The Future of the Suburban City by Grady Gammage Jr
Author:Grady Gammage Jr.
Language: eng
Format: epub
ISBN: 978-1-61091-624-0
Publisher: Island Press
Published: 2016-03-06T16:00:00+00:00
The two most pervasive postwar building forms in American architecture were the shopping center and the ranch house. Together, these building forms changed the nature of how cities grew and what they looked like. Shopping centers and ranch houses became the building blocks of metropolitan Phoenix and the suburban cities of the modern West.
Exactly what constitutes a shopping center, as opposed to a collection of individual shops, is open to interpretation. Today, the commonly accepted definition requires a group of architecturally unified buildings built on a site that is planned, developed, and managed as a single entity.16 Historically, the distinguishing characteristic of a shopping center has been highly visible and accessible parking shared by several different stores. When shopping became a motorized rather than a pedestrian activity, storefronts were ultimately pushed away from the street because the visibility of parking became more of an attraction than the visibility of merchandise. That single design change transformed the physical appearance of entire communities.

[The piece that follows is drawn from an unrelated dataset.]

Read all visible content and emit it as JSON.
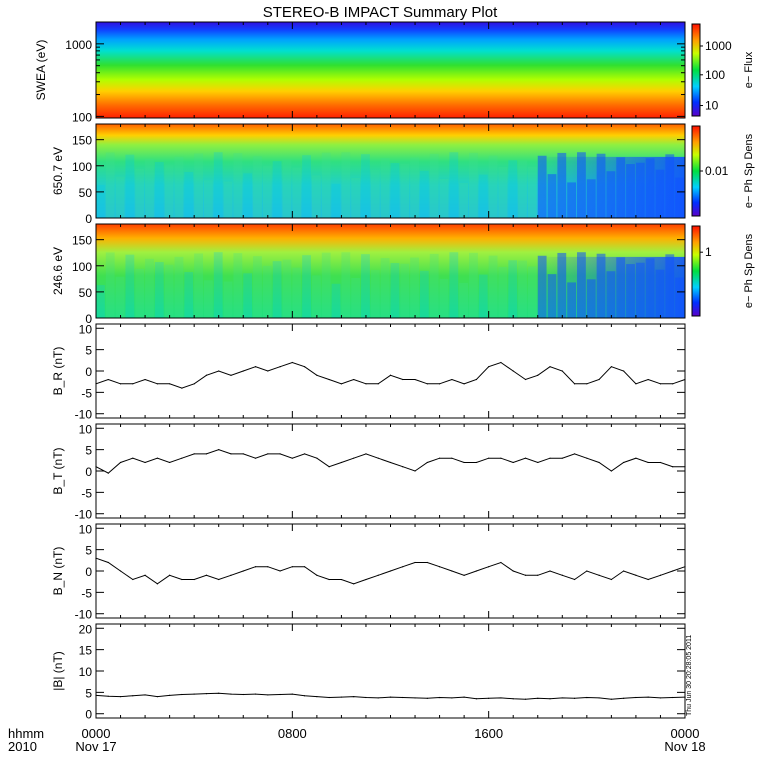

In Phoenix, an infatuation with visible surface parking came remarkably early, in the late 1920s. When the A. J. Bayless market chain opened its seventh store in March 1928, it set the building back thirty-five feet from the curb line in order to provide ample parking room for “several score” automobiles in a “provision which thus has been made for motoring shoppers [which] will prevent congestion of parked machines in [the] streets near the store.”17
Bayless’s new market was 8,000 square feet in size, the largest it had ever built and a good example of a growing phenomenon—the supermarket. From an early Piggly Wiggly self-service store in Memphis in 1916, the supermarket spread across America.18 After World War I, the average household was able to acquire a refrigerator, an appliance that revolutionized shopping habits. A housewife equipped with a refrigerator, and later with a freezer, was freed from having to shop every day. A weekly shopping trip meant there were too many bags to be carried at once, and a car was necessary to transport the groceries. The necessary parking meant that large supermarkets were not suited to downtown locations.
The supermarket became the anchor of the shopping center, which added an assortment of other often-frequented shopping destinations, all of which could be visited on a single trip. As suburban housing began to boom, the shopping center became an integral part of growth. In 1950, there were only 100 neighborhood shopping centers in the United States. By 1953, the number had tripled, and by 1960, there were 3,700.19
As Phoenix began its rapid annexation program, the national trend toward business and retail decentralization was in full swing. The intersections of two section-line arterial roads provided perfect locations for dispersed retail shopping centers, gas stations, and convenience restaurants. A development pattern began to emerge—a developer would acquire a quarter section or more of land and subdivide it for houses, holding out a ten-acre parcel on the corner for a shopping center. A commercial developer, often with a supermarket anchor tenant already committed, would build the center several years later.